"Les fondations du Japon s'effondrent, bien qu'il y ait des gens qui ne s'en soient pas encore rendu compte"

Fernando MunozSUIVRE

Koreeda est devenu une sorte de figure mythologique pour un certain nombre de raisons. Le plus évident est dans le changement physique. Avec chaque année qui passe, il se transforme en une sorte de grand homme sage de type dessin animé japonais. Un autre est, bien sûr, son cinéma : chacun de ses films arrive en Europe comme un événement venu d'Orient. Bien que le traducteur qui prononce ses propos puisse être compris révèle un secret : "Je vois vos films quand je suis en Europe, pas là-bas...". Pendant ce temps, Koreeda est incapable d'expliquer ce que signifie son cinéma à ses compatriotes : "Je n'ai pas une idée précise de la façon dont le public japonais me voit."

Alors qu'il le découvre, il n'arrête pas de rouler. Son nouveau film, 'Broker', qui sort ce vendredi en Espagne en contrepoint de 'Une affaire de famille', avec lequel il a triomphé en 2018, touche une fois de plus la famille et tout ce qui l'entoure.

"Pour moi, la famille, c'est comme un grand contenant, et ce qui m'intéresse, c'est ce qu'il y a dedans", a déclaré le cinéaste à ABC, tout en avouant avoir écrit ce film en 2016, en même temps que 'A Family Affair' : "Mais je n'ai jamais eu froid aux yeux comme dans un film sur les relations familiales. Bien que dans les deux je parle d'une famille sans lien de sang, à cette occasion, ce que je voulais faire, c'était une histoire sur la vie, sur la façon dont la vie fait son chemin », raconte-t-elle.
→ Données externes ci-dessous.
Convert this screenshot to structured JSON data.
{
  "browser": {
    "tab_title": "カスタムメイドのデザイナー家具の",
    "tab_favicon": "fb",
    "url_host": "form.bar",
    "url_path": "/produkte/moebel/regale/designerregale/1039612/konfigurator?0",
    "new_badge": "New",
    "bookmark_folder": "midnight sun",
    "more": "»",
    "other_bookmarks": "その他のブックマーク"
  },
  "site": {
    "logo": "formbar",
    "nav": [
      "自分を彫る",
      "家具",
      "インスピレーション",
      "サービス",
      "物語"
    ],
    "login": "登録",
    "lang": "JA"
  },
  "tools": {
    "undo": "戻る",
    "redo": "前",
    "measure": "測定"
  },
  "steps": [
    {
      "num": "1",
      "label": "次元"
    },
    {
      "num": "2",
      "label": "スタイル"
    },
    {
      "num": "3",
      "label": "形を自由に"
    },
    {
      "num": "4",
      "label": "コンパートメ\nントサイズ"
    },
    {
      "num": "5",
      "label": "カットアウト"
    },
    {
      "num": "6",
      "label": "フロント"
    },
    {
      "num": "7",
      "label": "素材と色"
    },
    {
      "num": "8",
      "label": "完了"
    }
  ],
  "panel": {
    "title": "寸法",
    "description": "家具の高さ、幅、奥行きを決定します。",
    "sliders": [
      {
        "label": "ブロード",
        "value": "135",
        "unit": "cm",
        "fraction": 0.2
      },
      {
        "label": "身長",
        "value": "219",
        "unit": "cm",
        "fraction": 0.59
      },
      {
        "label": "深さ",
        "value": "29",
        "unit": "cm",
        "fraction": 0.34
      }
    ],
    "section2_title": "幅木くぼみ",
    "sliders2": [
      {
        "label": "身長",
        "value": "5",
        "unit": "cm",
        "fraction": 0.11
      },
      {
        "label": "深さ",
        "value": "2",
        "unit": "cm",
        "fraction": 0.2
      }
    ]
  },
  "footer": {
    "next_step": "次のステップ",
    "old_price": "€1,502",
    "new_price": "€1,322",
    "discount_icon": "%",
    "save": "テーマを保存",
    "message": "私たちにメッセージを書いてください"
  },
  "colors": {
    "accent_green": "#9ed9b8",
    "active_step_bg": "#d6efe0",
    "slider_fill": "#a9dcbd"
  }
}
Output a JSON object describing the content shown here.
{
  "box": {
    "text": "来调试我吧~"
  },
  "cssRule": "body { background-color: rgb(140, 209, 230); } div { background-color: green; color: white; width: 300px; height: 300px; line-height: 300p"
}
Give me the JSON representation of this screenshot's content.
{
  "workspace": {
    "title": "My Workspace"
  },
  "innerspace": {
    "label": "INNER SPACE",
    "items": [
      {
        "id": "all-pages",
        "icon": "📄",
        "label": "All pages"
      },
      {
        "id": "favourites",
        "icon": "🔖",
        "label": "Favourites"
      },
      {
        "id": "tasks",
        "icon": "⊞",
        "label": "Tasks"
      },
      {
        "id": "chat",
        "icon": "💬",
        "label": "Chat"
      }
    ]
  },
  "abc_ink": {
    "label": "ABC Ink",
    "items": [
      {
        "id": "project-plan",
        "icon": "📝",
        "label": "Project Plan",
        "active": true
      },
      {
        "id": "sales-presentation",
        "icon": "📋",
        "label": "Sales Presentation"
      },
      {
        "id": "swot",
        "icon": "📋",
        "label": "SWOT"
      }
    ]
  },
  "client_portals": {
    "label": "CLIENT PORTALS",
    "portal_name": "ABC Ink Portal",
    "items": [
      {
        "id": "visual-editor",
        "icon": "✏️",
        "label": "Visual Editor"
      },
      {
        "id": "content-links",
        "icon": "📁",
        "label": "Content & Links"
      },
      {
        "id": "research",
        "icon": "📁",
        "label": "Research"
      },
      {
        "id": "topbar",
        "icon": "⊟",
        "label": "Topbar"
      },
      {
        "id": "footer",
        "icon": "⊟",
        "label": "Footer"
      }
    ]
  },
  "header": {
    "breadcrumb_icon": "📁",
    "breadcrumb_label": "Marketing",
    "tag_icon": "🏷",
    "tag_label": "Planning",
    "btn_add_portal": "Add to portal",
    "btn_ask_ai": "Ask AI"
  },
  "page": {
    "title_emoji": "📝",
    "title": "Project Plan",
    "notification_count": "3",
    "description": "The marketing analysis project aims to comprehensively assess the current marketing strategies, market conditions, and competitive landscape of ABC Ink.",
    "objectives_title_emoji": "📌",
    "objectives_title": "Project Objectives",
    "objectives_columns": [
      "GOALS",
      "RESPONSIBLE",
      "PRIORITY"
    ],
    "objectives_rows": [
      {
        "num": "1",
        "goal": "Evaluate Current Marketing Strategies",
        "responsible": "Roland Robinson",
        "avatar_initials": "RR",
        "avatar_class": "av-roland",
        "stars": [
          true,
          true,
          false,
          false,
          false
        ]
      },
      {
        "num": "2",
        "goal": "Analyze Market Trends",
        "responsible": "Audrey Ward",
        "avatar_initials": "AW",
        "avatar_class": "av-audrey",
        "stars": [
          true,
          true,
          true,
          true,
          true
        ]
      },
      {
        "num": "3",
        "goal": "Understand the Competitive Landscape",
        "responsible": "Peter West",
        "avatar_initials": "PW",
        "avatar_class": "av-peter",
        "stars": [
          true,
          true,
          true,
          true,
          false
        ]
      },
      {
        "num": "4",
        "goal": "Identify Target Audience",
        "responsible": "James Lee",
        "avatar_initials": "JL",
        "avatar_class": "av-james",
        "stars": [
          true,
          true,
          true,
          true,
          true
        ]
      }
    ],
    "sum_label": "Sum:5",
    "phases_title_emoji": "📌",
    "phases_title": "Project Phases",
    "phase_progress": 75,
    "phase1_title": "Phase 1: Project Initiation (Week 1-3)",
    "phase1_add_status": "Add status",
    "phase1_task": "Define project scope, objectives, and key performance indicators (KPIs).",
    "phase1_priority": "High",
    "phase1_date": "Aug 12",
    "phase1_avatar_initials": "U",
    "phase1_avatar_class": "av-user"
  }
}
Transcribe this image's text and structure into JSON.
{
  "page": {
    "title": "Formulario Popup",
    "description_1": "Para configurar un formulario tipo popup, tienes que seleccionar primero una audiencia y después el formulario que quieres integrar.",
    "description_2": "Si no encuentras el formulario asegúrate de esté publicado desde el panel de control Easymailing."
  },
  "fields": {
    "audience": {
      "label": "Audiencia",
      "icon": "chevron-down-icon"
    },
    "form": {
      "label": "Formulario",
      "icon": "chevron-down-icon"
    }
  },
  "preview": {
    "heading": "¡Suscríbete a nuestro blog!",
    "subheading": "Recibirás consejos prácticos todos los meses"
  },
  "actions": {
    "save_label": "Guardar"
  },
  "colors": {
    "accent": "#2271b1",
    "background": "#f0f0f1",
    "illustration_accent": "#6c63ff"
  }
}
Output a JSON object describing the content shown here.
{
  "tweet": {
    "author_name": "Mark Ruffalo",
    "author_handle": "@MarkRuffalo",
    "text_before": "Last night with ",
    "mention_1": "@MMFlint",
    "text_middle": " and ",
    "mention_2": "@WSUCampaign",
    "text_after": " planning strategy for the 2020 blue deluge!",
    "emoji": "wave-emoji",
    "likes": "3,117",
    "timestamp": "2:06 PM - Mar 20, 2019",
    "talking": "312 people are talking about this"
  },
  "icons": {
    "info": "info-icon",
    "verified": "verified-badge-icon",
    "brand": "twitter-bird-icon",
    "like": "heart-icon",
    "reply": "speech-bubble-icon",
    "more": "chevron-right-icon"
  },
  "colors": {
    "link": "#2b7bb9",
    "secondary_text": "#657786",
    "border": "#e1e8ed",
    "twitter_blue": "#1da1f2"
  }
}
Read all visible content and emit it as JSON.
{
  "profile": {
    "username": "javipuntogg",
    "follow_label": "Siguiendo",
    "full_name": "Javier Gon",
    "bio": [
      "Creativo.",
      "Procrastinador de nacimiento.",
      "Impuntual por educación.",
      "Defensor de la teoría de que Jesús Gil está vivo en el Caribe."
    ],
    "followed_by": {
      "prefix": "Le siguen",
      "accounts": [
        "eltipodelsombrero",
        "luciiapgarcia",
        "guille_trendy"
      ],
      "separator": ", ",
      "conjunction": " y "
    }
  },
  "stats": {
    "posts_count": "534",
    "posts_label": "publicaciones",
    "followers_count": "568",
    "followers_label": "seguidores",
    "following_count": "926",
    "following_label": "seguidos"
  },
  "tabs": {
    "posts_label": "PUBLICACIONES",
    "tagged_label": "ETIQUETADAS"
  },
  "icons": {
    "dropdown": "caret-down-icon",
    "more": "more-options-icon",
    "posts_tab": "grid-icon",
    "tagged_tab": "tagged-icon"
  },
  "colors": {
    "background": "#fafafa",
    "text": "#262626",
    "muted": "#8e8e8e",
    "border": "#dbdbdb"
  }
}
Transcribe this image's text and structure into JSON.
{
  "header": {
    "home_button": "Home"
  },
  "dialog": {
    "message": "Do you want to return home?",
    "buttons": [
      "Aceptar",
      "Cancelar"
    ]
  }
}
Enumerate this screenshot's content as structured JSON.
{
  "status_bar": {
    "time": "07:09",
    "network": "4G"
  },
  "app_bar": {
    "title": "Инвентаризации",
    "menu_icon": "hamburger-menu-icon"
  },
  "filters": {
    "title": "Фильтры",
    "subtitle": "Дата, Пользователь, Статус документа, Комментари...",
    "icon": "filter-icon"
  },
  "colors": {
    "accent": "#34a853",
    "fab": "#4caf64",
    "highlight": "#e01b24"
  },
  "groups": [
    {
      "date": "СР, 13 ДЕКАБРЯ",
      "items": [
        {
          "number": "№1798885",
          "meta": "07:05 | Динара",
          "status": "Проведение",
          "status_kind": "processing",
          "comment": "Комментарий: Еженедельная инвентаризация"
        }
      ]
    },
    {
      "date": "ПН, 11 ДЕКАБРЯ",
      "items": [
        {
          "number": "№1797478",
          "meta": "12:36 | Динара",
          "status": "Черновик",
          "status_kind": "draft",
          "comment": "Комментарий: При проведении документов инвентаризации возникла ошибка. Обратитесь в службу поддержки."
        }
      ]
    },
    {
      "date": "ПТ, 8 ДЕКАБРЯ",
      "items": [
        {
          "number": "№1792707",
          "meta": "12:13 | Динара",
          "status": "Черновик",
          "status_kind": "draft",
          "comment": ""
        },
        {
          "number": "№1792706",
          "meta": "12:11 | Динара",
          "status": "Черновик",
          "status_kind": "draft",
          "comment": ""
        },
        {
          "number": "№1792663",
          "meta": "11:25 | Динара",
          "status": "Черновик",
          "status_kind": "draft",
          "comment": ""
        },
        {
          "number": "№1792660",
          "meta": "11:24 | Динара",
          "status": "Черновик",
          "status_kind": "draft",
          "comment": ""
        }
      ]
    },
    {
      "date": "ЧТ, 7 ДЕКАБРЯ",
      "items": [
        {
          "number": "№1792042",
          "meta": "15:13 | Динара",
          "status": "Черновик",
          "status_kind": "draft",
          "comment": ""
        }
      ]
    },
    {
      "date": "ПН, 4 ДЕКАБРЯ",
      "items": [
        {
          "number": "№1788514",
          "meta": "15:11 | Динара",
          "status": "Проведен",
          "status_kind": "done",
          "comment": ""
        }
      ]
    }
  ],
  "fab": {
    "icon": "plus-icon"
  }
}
Pour cela, il a voyagé en Corée du Sud, où il a trouvé un événement si puissant qu'il l'a absorbé : les boîtes aux lettres pour les nouveau-nés et les bébés abandonnés. Et tout ce qui découle de là, du vol d'enfants à de jeunes mères qui décident de ne pas avorter. Bien qu'il se souvienne avec un sourire syncopé (que l'interprète, à ses côtés, traduit par un grand rire) de la première scène qu'il a écrite : « Le protagoniste est habillé en prêtre et prend le bébé dans la boîte aux lettres et dit : « Nous allons mener une vie." . Et le lendemain, il réfléchit déjà à la façon de le vendre », dit-il.

Avec ce début qui ajoute un peu d'humour au drame, et avec tous les dérivés que traverse l'intrigue, dans lesquels ceux qui volent le bébé de ces boîtes aux lettres finissent par être liés à la mère pour trouver un avenir à l'enfant, Koreeda reviendra à montrant que son regard est plein de compassion et de tendresse. Et ne jugez pas. C'est pourquoi, lors de sa première au Festival de Cannes et qu'un trench de la presse l'a « accusé » d'être « pro-vie », cela ne l'a pas affecté : « Les critiques cherchent à associer les films à un seul message : ils voir un film et croire qu'il veut dire ceci ou l'autre. Et ça ne devrait pas être comme ça", dit-il.

Photographie de 'courtier'Photographie de 'courtier'

Koreeda préfère que ses personnages parlent : "Certains disent que ces boîtes aux lettres sont un moyen d'assouvir les caprices des mères, d'autres qu'elles servent à sauver deux vies, celle de l'enfant et celle de la mère, et dans le film je me suis intéressée à la contraste d'opinions sur le fait que le spectateur forme le sien au lieu de lui donner un message unique ». Et malgré les pressions -qui dans son cas viennent du Cannes idéologique à la tradition du Japon-, il avoue qu'il ne s'est jamais censuré. « Ce ne serait pas intelligent. Dans chaque pays, les conditions sont différentes et vous ne savez jamais quel genre de personne va voir le film. Par exemple, en Corée il y a 10 ans, l'avortement était un crime, et à cet égard il serait insultant pour les personnages de censurer certaines opinions », pointe-t-il.

En plus de regarder la famille, il regarde aussi la société. Il y a la pauvreté. Bien que tout façonne le sens de la famille que les protagonistes finissent par former. « La société japonaise d'aujourd'hui est très différente de celle de mon enfance. Maintenant il y a beaucoup plus de pauvres, la classe moyenne disparaît... Et un mot a été créé sans traduction pour les gens qui, bien qu'ils travaillent, ne gagnent pas assez pour survivre... De moins en moins peuvent se permettre de se marier ou avoir des enfants, et cela affecte le système d'abandon des bébés. Ce qui avait formé l'image du Japon comme pays leader, comme centre du monde, ce sont des fondations qui s'effondrent, bien qu'il y ait beaucoup de gens qui ne s'en soient pas encore rendu compte", indique-t-il.